I’ve always wondered why Gomasio, a traditional Japanese condiment sprinkled on everything from grains to vegetables, has never gotten more popular in the US. Maybe it’s because it doesn’t look all that exciting, or perhaps because the condiments we use are generally in liquid form, like mustard (course grain or spicy brown are my top choices) or hot sauce (Cholula is my favorite). If you haven’t tried gomasio yet, you are in for a wonderfully delicious surprise. It also helps that gomasio is a snap to make and you probably have all of the ingredients in your cupboard right this moment. By the end of this post I guarantee you’ll be running to the kitchen to make yourself a batch.
Traditionally, gomasio is made of toasted sesame seeds and salt simply ground together. There are countless variations to be made; I’ve seen garlic and seaweed varieties in store. I, however, decided to throw some mustard seeds into the equation, which proved to be amazingly satisfying.
Garlic-Mustard Seed Gomasio
1/3 cup sesame seeds (you can use any variety; I used a combination of black and white)
2 tbsp yellow mustard seeds
1 tbsp sea salt (I used Maldon)
1 tbsp garlic powder
Combine the sesame seeds and mustard seeds in a skillet and toast over low heat, stirring often, until the seeds become brown and fragrant. You will hear some popping; don’t worry, this is normal.
Remove the seeds from heat, allow to cool for about 10 minutes, then pour into the bowl of a mortar and pestle (my choice) or spice grinder along with the sea salt and garlic powder. Grind until most of the seeds are broken apart. Do not grind the seeds to a powder; you are looking for a bit of variety in texture.

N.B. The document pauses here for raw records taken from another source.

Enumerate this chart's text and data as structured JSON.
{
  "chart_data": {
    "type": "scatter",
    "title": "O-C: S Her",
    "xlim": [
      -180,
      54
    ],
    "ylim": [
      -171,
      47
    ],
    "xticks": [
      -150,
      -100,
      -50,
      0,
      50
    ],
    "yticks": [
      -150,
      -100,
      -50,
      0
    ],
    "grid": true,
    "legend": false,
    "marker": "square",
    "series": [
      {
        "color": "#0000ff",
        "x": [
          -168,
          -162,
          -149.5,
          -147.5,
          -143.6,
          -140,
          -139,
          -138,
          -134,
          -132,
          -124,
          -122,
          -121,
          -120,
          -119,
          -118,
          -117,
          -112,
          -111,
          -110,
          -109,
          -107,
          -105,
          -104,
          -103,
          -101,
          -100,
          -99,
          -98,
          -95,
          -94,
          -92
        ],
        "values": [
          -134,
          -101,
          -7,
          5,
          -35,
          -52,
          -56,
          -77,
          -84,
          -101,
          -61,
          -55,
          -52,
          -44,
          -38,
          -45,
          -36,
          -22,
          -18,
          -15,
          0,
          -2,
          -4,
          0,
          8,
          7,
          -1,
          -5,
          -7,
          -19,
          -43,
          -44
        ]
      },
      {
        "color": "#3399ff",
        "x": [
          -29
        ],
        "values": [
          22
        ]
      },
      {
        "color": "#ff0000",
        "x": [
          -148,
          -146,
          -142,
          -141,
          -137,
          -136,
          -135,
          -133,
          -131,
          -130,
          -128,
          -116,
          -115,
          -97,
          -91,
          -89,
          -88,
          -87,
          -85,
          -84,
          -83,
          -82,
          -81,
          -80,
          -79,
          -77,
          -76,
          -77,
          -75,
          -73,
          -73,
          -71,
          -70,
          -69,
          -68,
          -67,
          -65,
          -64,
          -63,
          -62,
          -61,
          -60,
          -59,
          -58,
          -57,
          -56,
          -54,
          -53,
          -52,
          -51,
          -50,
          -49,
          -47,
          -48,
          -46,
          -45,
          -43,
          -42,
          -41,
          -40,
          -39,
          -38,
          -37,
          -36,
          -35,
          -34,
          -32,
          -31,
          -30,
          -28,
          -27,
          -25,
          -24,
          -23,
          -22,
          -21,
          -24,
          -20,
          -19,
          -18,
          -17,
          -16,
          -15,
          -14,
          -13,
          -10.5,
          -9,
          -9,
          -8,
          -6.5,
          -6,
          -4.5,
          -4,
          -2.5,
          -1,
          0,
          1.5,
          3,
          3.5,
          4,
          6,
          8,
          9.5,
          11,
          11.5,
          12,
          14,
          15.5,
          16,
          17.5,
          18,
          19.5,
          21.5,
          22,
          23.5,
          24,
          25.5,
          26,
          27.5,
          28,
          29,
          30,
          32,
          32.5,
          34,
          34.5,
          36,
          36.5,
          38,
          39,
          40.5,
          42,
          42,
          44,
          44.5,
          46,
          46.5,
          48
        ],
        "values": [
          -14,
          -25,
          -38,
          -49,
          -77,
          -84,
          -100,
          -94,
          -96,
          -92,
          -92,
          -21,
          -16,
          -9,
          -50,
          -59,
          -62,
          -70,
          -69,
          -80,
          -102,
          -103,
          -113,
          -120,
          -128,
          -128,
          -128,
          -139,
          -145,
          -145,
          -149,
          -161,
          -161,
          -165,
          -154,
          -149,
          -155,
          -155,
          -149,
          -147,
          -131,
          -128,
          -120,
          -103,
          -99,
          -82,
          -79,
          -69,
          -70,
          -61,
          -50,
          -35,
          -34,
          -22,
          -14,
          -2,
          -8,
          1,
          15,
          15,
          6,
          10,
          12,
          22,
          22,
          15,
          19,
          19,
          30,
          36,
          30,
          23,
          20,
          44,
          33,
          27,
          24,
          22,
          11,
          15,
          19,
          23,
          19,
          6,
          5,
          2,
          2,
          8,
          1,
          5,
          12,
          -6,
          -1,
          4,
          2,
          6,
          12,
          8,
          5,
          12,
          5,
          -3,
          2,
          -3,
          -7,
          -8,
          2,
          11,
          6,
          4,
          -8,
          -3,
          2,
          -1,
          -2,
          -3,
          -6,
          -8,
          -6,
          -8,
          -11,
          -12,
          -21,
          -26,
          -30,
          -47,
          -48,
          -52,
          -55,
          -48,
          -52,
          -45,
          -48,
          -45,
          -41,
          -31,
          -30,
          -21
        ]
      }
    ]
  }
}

Store in an airtight container and sprinkle on anything and everything.
Lately I’ve been using gomasio to season hato mugi, an heirloom barley, as well as to sprinkle over roasted sweet potatoes. I’ve also been meaning to use gomasio on oatmeal for a delicious savory breakfast.
Have you tried gomasio, or made it yourself? How did you like it. If not, what are your most used condiments?